Fargate (with Firecracker/Docker) is hellishly complex and forces you into all sorts of AWS BS, first of which is it can't run without some sort of orchestration layer like EKS or ECS.

To deploy on ECS, the simplest option, means that you have to create a private Docker registry, sync base images from docker.io you use, set up IaC, set up a deployer and user identity, create a multiple subnets to allow redundancy, set up health checks, and I didn't even write down the half of it.

If you want a simple enterprise CRUD interal tool, its crazy. And the WORST thing, is that it doesn't have persistent disk, so you either are forced to use slow and expensive EFS or buy into AWS's expensive managed database systems.
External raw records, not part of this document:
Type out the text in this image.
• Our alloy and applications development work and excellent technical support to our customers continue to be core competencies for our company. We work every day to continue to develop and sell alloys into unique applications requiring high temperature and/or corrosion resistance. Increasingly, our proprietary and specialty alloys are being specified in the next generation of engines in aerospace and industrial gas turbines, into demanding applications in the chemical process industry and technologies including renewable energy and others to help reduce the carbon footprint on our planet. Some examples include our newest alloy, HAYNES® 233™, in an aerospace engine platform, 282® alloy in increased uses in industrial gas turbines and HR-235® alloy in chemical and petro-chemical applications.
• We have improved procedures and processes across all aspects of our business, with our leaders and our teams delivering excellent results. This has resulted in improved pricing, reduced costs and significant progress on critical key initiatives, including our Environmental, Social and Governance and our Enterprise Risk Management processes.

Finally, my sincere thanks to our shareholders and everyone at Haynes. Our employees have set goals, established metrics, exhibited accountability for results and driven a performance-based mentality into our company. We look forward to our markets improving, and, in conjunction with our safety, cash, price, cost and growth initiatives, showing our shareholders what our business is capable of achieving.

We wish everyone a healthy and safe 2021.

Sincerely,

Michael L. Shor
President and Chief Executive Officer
And every update to your app goes through a k8s style 'sync image-drain old servers-create new ones-switch over once healthy cycle'. Which has a tendency to fail for mysterious reasons, oh and its undebuggable, and should you notice that an env var is set up incorrectly, you can't just fix it, it means a whole deploy cycle.

I wouldn't wish that stuff on my worst enemy.

In contrast, if you want okay DX, you either go with Lambda, and manage your own EC2s.

Half of AWS's offerings exist to work around the arbitrary limitations they put on their services, as even this thing (as others have correctly noted), comes with this weird 8 hour limit, but even that's far easier to work around (for stuff like running a simple server), than having to deal with the other stuff.

ECS/Fargate is annoyingly complex but you can have Claude or whatever you prefer crap out some terraform to set most of it up in a few minutes. We did that for a recent project and it worked well enough that nobody complained... much. Still, the redeploy / app update scenario required some fiddling.

Still, it does feel overly complicated. Google's "Cloud Run" is way simpler.